Data from: Leishmania naiffi and Leishmania guyanensis reference genomes highlight genome structure and gene evolution in the Viannia subgenus

The unicellular protozoan parasite Leishmania causes the neglected tropical disease leishmaniasis, affecting 12 million people in 98 countries. In South America where the Viannia subgenus predominates, so far only L. (Viannia) braziliensis and L. (V.) panamensis have been sequenced, assembled and annotated as reference genomes. Addressing this deficit in molecular information can inform species typing, epidemiological monitoring and clinical treatment. Here, L. (V.) naiffi and L. (V.) guyanensis genomic DNA was sequenced to assemble these two genomes as draft references from short sequence reads. The methods used were tested using short sequence reads for L. braziliensis M2904 against its published reference as a comparison. This assembly and annotation pipeline identified 70 additional genes not annotated on the original M2904 reference. Phylogenetic and evolutionary comparisons of L. guyanensis and L. naiffi with ten other Viannia genomes revealed four traits common to all Viannia: aneuploidy, 22 orthologous groups of genes absent in other Leishmania subgenera, elevated TATE transposon copies, and a high NADH-dependent fumarate reductase gene copy number. Within the Viannia, there were limited structural changes in genome architecture specific to individual species: a 45 Kb amplification on chromosome 34 was present in all bar L. lainsoni, L. naiffi had a higher copy number of the virulence factor leishmanolysin, and laboratory isolate L. shawi M8408 had a possible minichromosome derived from the 3’ end of chromosome 34. This combination of genome assembly, phylogenetics and comparative analysis across an extended panel of diverse Viannia has uncovered new insights into the origin and evolution of this subgenus and can help improve diagnostics for leishmaniasis surveillance.
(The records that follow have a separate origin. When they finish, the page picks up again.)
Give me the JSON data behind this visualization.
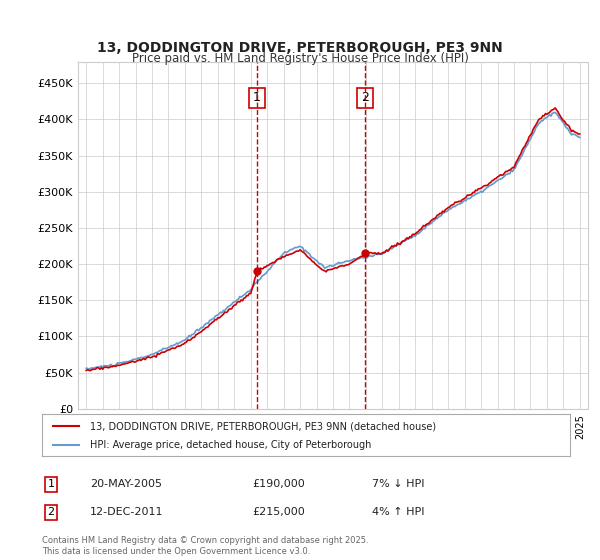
{
  "title_line1": "13, DODDINGTON DRIVE, PETERBOROUGH, PE3 9NN",
  "title_line2": "Price paid vs. HM Land Registry's House Price Index (HPI)",
  "xlabel": "",
  "ylabel": "",
  "ylim": [
    0,
    480000
  ],
  "yticks": [
    0,
    50000,
    100000,
    150000,
    200000,
    250000,
    300000,
    350000,
    400000,
    450000
  ],
  "ytick_labels": [
    "£0",
    "£50K",
    "£100K",
    "£150K",
    "£200K",
    "£250K",
    "£300K",
    "£350K",
    "£400K",
    "£450K"
  ],
  "sale1_date_label": "20-MAY-2005",
  "sale1_price": 190000,
  "sale1_hpi_diff": "7% ↓ HPI",
  "sale1_x": 2005.38,
  "sale2_date_label": "12-DEC-2011",
  "sale2_price": 215000,
  "sale2_hpi_diff": "4% ↑ HPI",
  "sale2_x": 2011.95,
  "legend_line1": "13, DODDINGTON DRIVE, PETERBOROUGH, PE3 9NN (detached house)",
  "legend_line2": "HPI: Average price, detached house, City of Peterborough",
  "footnote": "Contains HM Land Registry data © Crown copyright and database right 2025.\nThis data is licensed under the Open Government Licence v3.0.",
  "line_color_red": "#cc0000",
  "line_color_blue": "#6699cc",
  "shade_color": "#ddeeff",
  "marker_color_red": "#cc0000",
  "vline_color": "#cc0000",
  "background_color": "#ffffff",
  "grid_color": "#cccccc",
  "sale_box_color": "#cc0000"
}
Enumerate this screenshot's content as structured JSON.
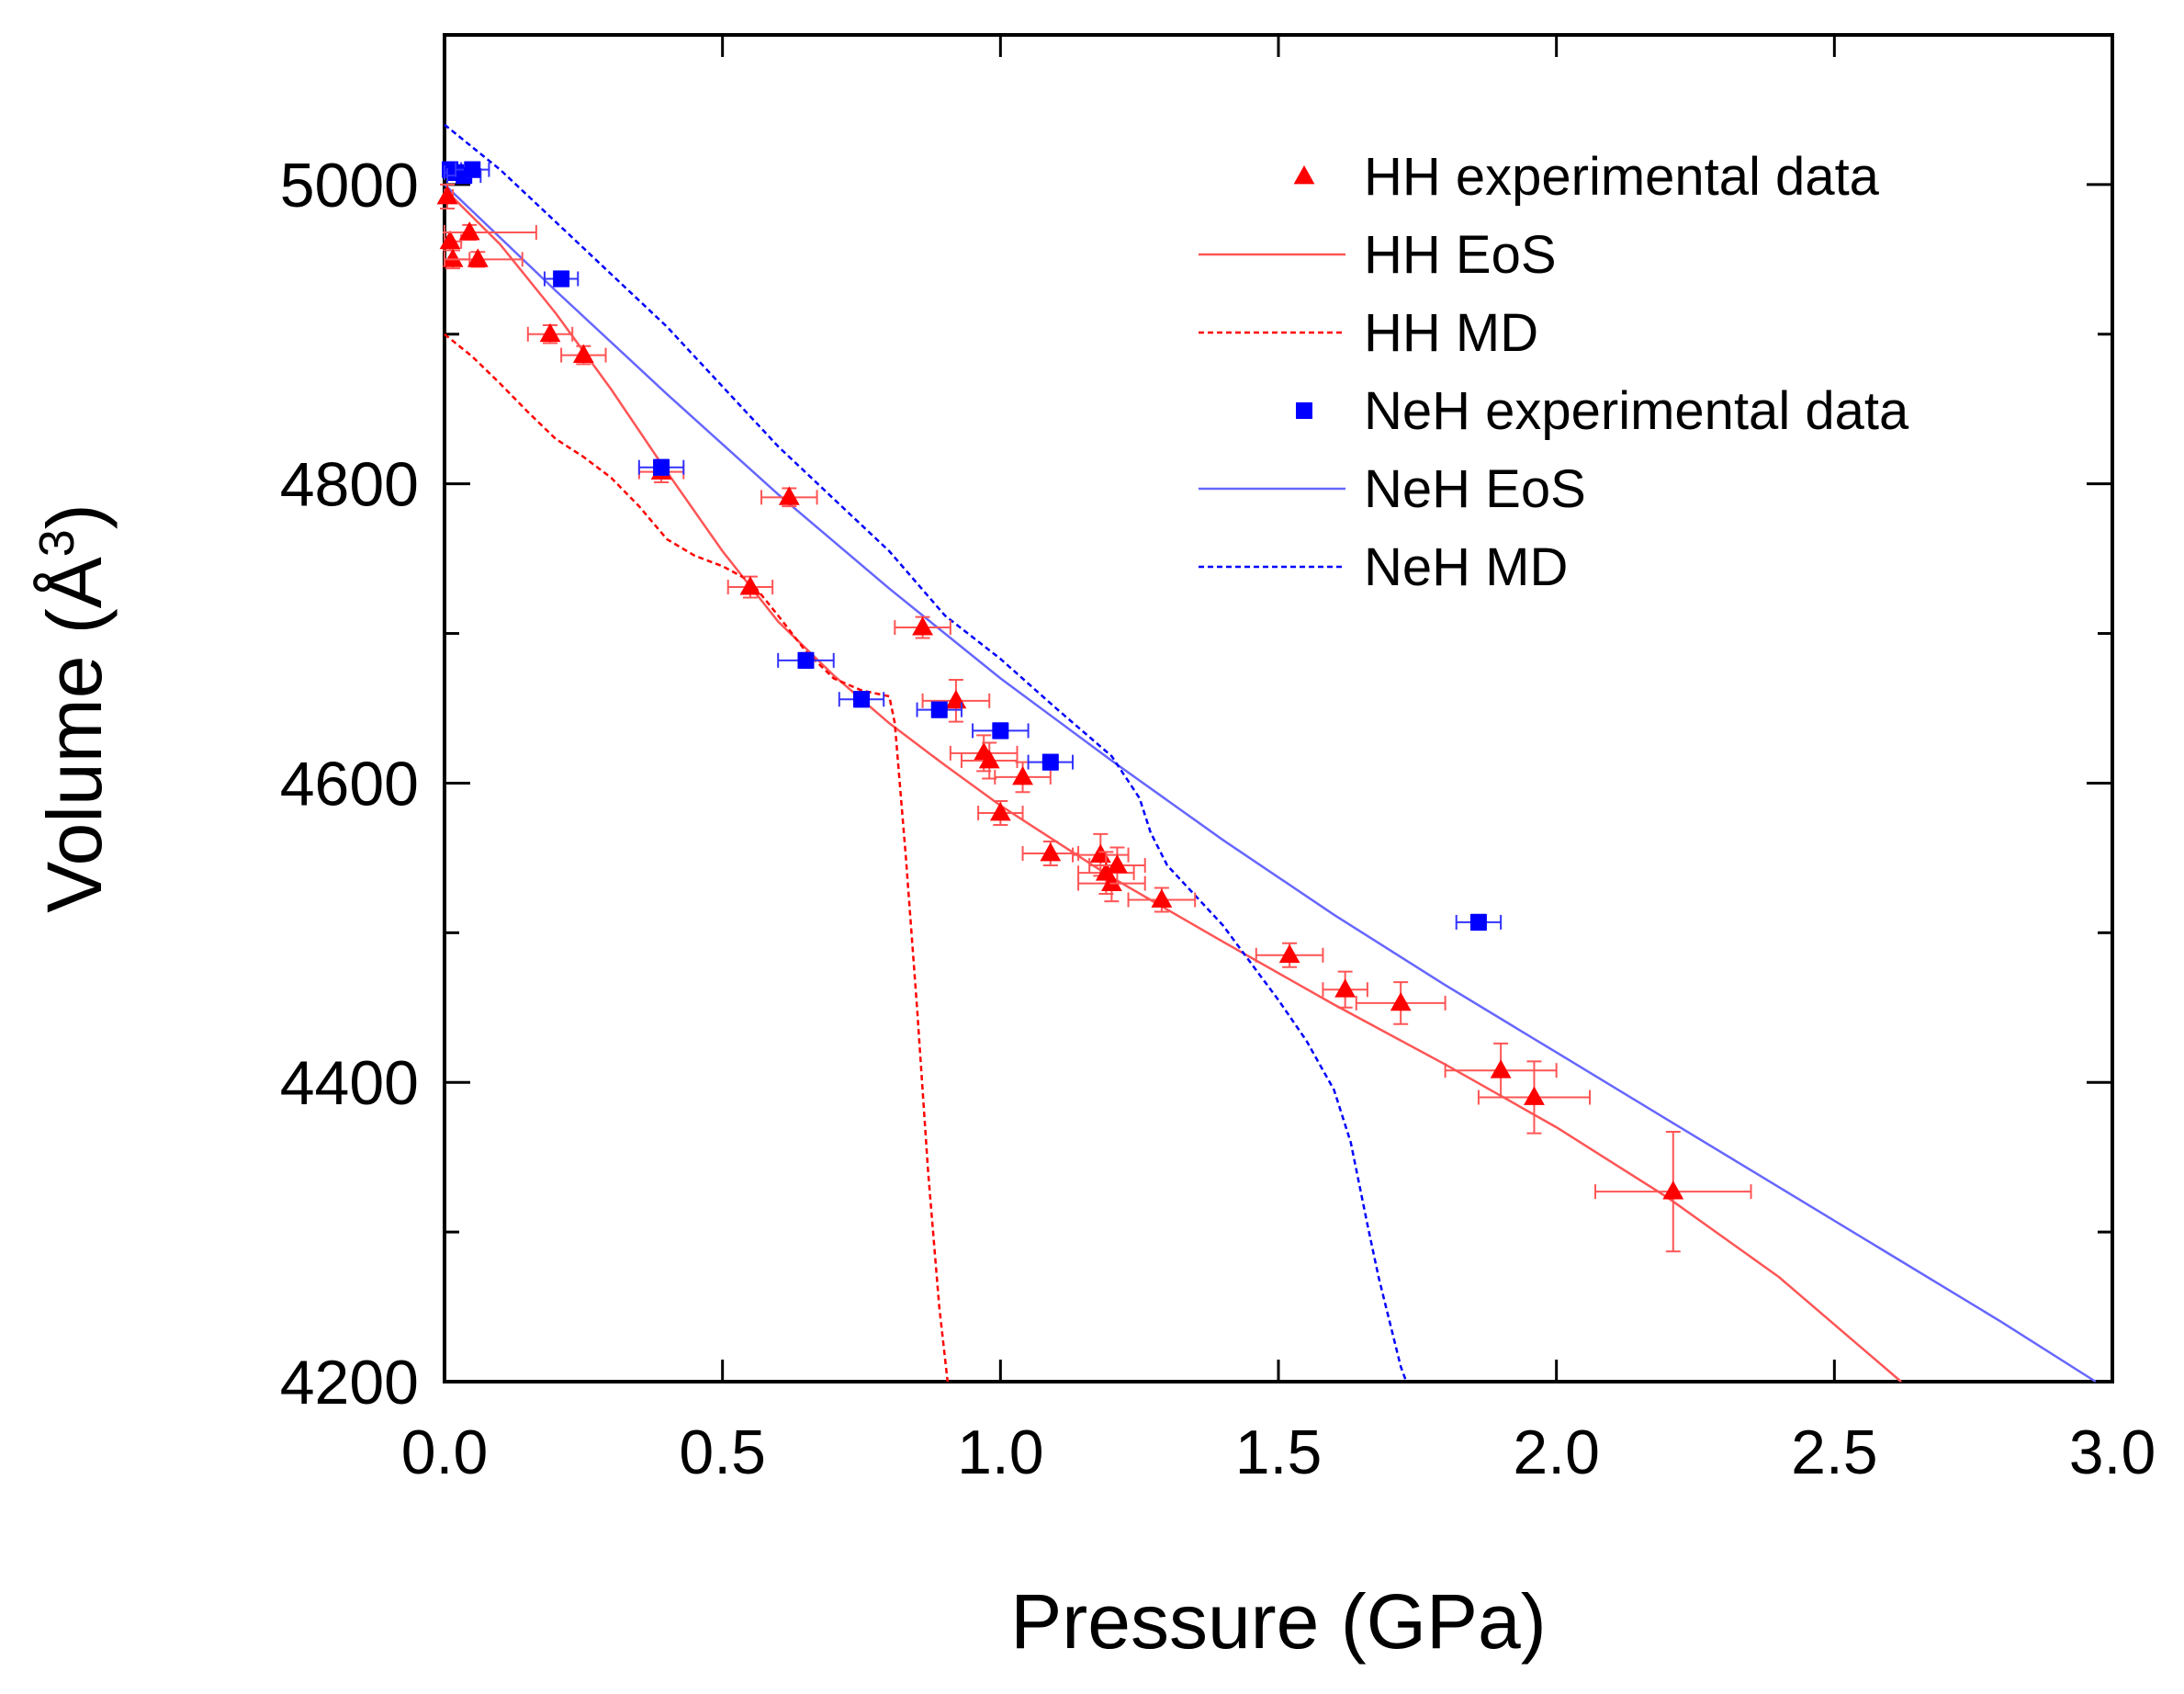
{
  "chart_data": {
    "type": "scatter",
    "xlabel": "Pressure (GPa)",
    "ylabel_main": "Volume (Å",
    "ylabel_sup": "3",
    "ylabel_close": ")",
    "xlim": [
      0.0,
      3.0
    ],
    "ylim": [
      4200,
      5100
    ],
    "x_ticks": [
      0.0,
      0.5,
      1.0,
      1.5,
      2.0,
      2.5,
      3.0
    ],
    "x_tick_labels": [
      "0.0",
      "0.5",
      "1.0",
      "1.5",
      "2.0",
      "2.5",
      "3.0"
    ],
    "y_ticks": [
      4200,
      4400,
      4600,
      4800,
      5000
    ],
    "y_tick_labels": [
      "4200",
      "4400",
      "4600",
      "4800",
      "5000"
    ],
    "y_minor_ticks": [
      4300,
      4500,
      4700,
      4900
    ],
    "grid": false,
    "legend_position": "top-right",
    "series": [
      {
        "name": "HH experimental data",
        "kind": "points",
        "marker": "triangle",
        "color": "#ff0000",
        "points": [
          {
            "x": 0.005,
            "y": 4992,
            "xerr": 0.01,
            "yerr": 8
          },
          {
            "x": 0.01,
            "y": 4962,
            "xerr": 0.02,
            "yerr": 6
          },
          {
            "x": 0.015,
            "y": 4950,
            "xerr": 0.03,
            "yerr": 6
          },
          {
            "x": 0.045,
            "y": 4968,
            "xerr": 0.12,
            "yerr": 5
          },
          {
            "x": 0.06,
            "y": 4950,
            "xerr": 0.08,
            "yerr": 5
          },
          {
            "x": 0.19,
            "y": 4900,
            "xerr": 0.04,
            "yerr": 6
          },
          {
            "x": 0.25,
            "y": 4886,
            "xerr": 0.04,
            "yerr": 6
          },
          {
            "x": 0.39,
            "y": 4808,
            "xerr": 0.04,
            "yerr": 7
          },
          {
            "x": 0.55,
            "y": 4731,
            "xerr": 0.04,
            "yerr": 7
          },
          {
            "x": 0.62,
            "y": 4791,
            "xerr": 0.05,
            "yerr": 6
          },
          {
            "x": 0.86,
            "y": 4704,
            "xerr": 0.05,
            "yerr": 7
          },
          {
            "x": 0.92,
            "y": 4655,
            "xerr": 0.06,
            "yerr": 14
          },
          {
            "x": 0.97,
            "y": 4620,
            "xerr": 0.06,
            "yerr": 12
          },
          {
            "x": 0.98,
            "y": 4615,
            "xerr": 0.05,
            "yerr": 12
          },
          {
            "x": 1.0,
            "y": 4580,
            "xerr": 0.04,
            "yerr": 8
          },
          {
            "x": 1.04,
            "y": 4604,
            "xerr": 0.05,
            "yerr": 10
          },
          {
            "x": 1.09,
            "y": 4553,
            "xerr": 0.05,
            "yerr": 8
          },
          {
            "x": 1.18,
            "y": 4552,
            "xerr": 0.05,
            "yerr": 14
          },
          {
            "x": 1.19,
            "y": 4540,
            "xerr": 0.05,
            "yerr": 14
          },
          {
            "x": 1.2,
            "y": 4533,
            "xerr": 0.06,
            "yerr": 12
          },
          {
            "x": 1.21,
            "y": 4545,
            "xerr": 0.05,
            "yerr": 12
          },
          {
            "x": 1.29,
            "y": 4522,
            "xerr": 0.06,
            "yerr": 8
          },
          {
            "x": 1.52,
            "y": 4485,
            "xerr": 0.06,
            "yerr": 8
          },
          {
            "x": 1.62,
            "y": 4462,
            "xerr": 0.04,
            "yerr": 12
          },
          {
            "x": 1.72,
            "y": 4453,
            "xerr": 0.08,
            "yerr": 14
          },
          {
            "x": 1.9,
            "y": 4408,
            "xerr": 0.1,
            "yerr": 18
          },
          {
            "x": 1.96,
            "y": 4390,
            "xerr": 0.1,
            "yerr": 24
          },
          {
            "x": 2.21,
            "y": 4327,
            "xerr": 0.14,
            "yerr": 40
          }
        ]
      },
      {
        "name": "HH EoS",
        "kind": "line",
        "style": "solid",
        "color": "#ff5555",
        "points": [
          [
            0.0,
            4997
          ],
          [
            0.1,
            4960
          ],
          [
            0.2,
            4914
          ],
          [
            0.3,
            4863
          ],
          [
            0.4,
            4808
          ],
          [
            0.5,
            4755
          ],
          [
            0.6,
            4708
          ],
          [
            0.7,
            4672
          ],
          [
            0.8,
            4640
          ],
          [
            0.9,
            4612
          ],
          [
            1.0,
            4585
          ],
          [
            1.2,
            4537
          ],
          [
            1.4,
            4494
          ],
          [
            1.6,
            4452
          ],
          [
            1.8,
            4412
          ],
          [
            2.0,
            4370
          ],
          [
            2.2,
            4323
          ],
          [
            2.4,
            4270
          ],
          [
            2.62,
            4200
          ]
        ]
      },
      {
        "name": "HH MD",
        "kind": "line",
        "style": "dashed",
        "color": "#ff0000",
        "points": [
          [
            0.0,
            4900
          ],
          [
            0.05,
            4885
          ],
          [
            0.1,
            4867
          ],
          [
            0.15,
            4848
          ],
          [
            0.2,
            4830
          ],
          [
            0.25,
            4818
          ],
          [
            0.3,
            4804
          ],
          [
            0.35,
            4785
          ],
          [
            0.4,
            4763
          ],
          [
            0.45,
            4752
          ],
          [
            0.5,
            4745
          ],
          [
            0.55,
            4735
          ],
          [
            0.6,
            4712
          ],
          [
            0.65,
            4688
          ],
          [
            0.7,
            4670
          ],
          [
            0.75,
            4662
          ],
          [
            0.8,
            4658
          ],
          [
            0.81,
            4640
          ],
          [
            0.83,
            4550
          ],
          [
            0.85,
            4450
          ],
          [
            0.87,
            4340
          ],
          [
            0.89,
            4250
          ],
          [
            0.905,
            4200
          ]
        ]
      },
      {
        "name": "NeH experimental data",
        "kind": "points",
        "marker": "square",
        "color": "#0000ff",
        "points": [
          {
            "x": 0.01,
            "y": 5010,
            "xerr": 0.02,
            "yerr": 5
          },
          {
            "x": 0.02,
            "y": 5008,
            "xerr": 0.02,
            "yerr": 5
          },
          {
            "x": 0.035,
            "y": 5006,
            "xerr": 0.03,
            "yerr": 5
          },
          {
            "x": 0.05,
            "y": 5010,
            "xerr": 0.03,
            "yerr": 5
          },
          {
            "x": 0.21,
            "y": 4937,
            "xerr": 0.03,
            "yerr": 5
          },
          {
            "x": 0.39,
            "y": 4811,
            "xerr": 0.04,
            "yerr": 5
          },
          {
            "x": 0.65,
            "y": 4682,
            "xerr": 0.05,
            "yerr": 5
          },
          {
            "x": 0.75,
            "y": 4656,
            "xerr": 0.04,
            "yerr": 5
          },
          {
            "x": 0.89,
            "y": 4649,
            "xerr": 0.04,
            "yerr": 5
          },
          {
            "x": 1.0,
            "y": 4635,
            "xerr": 0.05,
            "yerr": 5
          },
          {
            "x": 1.09,
            "y": 4614,
            "xerr": 0.04,
            "yerr": 5
          },
          {
            "x": 1.86,
            "y": 4507,
            "xerr": 0.04,
            "yerr": 5
          }
        ]
      },
      {
        "name": "NeH EoS",
        "kind": "line",
        "style": "solid",
        "color": "#6666ff",
        "points": [
          [
            0.0,
            5000
          ],
          [
            0.2,
            4929
          ],
          [
            0.4,
            4860
          ],
          [
            0.6,
            4793
          ],
          [
            0.8,
            4730
          ],
          [
            1.0,
            4670
          ],
          [
            1.2,
            4615
          ],
          [
            1.4,
            4562
          ],
          [
            1.6,
            4512
          ],
          [
            1.8,
            4465
          ],
          [
            2.0,
            4420
          ],
          [
            2.2,
            4375
          ],
          [
            2.4,
            4330
          ],
          [
            2.6,
            4285
          ],
          [
            2.8,
            4240
          ],
          [
            2.97,
            4200
          ]
        ]
      },
      {
        "name": "NeH MD",
        "kind": "line",
        "style": "dashed",
        "color": "#0000ff",
        "points": [
          [
            0.0,
            5040
          ],
          [
            0.1,
            5010
          ],
          [
            0.2,
            4975
          ],
          [
            0.3,
            4940
          ],
          [
            0.4,
            4905
          ],
          [
            0.5,
            4865
          ],
          [
            0.6,
            4825
          ],
          [
            0.7,
            4790
          ],
          [
            0.8,
            4755
          ],
          [
            0.9,
            4712
          ],
          [
            1.0,
            4683
          ],
          [
            1.1,
            4650
          ],
          [
            1.2,
            4618
          ],
          [
            1.25,
            4590
          ],
          [
            1.27,
            4567
          ],
          [
            1.3,
            4545
          ],
          [
            1.35,
            4525
          ],
          [
            1.4,
            4505
          ],
          [
            1.45,
            4480
          ],
          [
            1.5,
            4455
          ],
          [
            1.55,
            4428
          ],
          [
            1.6,
            4395
          ],
          [
            1.63,
            4360
          ],
          [
            1.66,
            4305
          ],
          [
            1.68,
            4270
          ],
          [
            1.7,
            4240
          ],
          [
            1.72,
            4210
          ],
          [
            1.73,
            4200
          ]
        ]
      }
    ]
  }
}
单细胞原生动物寄生虫利什曼原虫（Leishmania）可引发被忽视的热带病利什曼病（leishmaniasis），目前全球98个国家已有1200万人受其感染。在维埃尼亚亚属（Viannia subgenus）占主导的南美洲，迄今仅巴西利什曼原虫（L. (Viannia) braziliensis）与巴拿马利什曼原虫（L. (V.) panamensis）完成了测序、组装并注释为参考基因组。填补这一分子信息缺口，可为物种分型、流行病学监测与临床治疗提供重要参考。本研究对纳伊夫利什曼原虫（L. (V.) naiffi）和圭亚那利什曼原虫（L. (V.) guyanensis）的基因组DNA进行测序，利用短序列读段（short sequence reads）组装得到这两个物种的草图参考基因组。我们以已发布参考基因组的巴西利什曼原虫M2904的短序列读段作为对照，对所用组装方法进行了验证。该组装与注释流程（assembly and annotation pipeline）在原始M2904参考基因组中额外鉴定出70个未被注释的基因。通过对圭亚那利什曼原虫、纳伊夫利什曼原虫与另外10个维埃尼亚亚属基因组开展系统发育与进化比较分析，发现所有维埃尼亚亚属物种共有的4项特征：非整倍性（aneuploidy）、其他利什曼原虫亚属均缺失的22个直系同源基因簇（orthologous groups of genes）、拷贝数升高的TATE转座子（TATE transposon），以及较高的NADH依赖型延胡索酸还原酶（NADH-dependent fumarate reductase）基因拷贝数。在维埃尼亚亚属内部，各物种特异性的基因组结构变异较为有限：仅莱氏利什曼原虫（L. lainsoni）缺失34号染色体（chromosome 34）上一段45kb的扩增区域；纳伊夫利什曼原虫的毒力因子利什曼蛋白酶（leishmanolysin）拷贝数更高；实验室分离株沙氏利什曼原虫（L. shawi）M8408存在一条源自34号染色体3'端的潜在微小染色体（minichromosome）。本研究结合基因组组装、系统发育分析与跨多样化维埃尼亚亚属物种的比较分析，为该亚属的起源与演化提供了新见解，同时有助于优化利什曼病监测的诊断手段。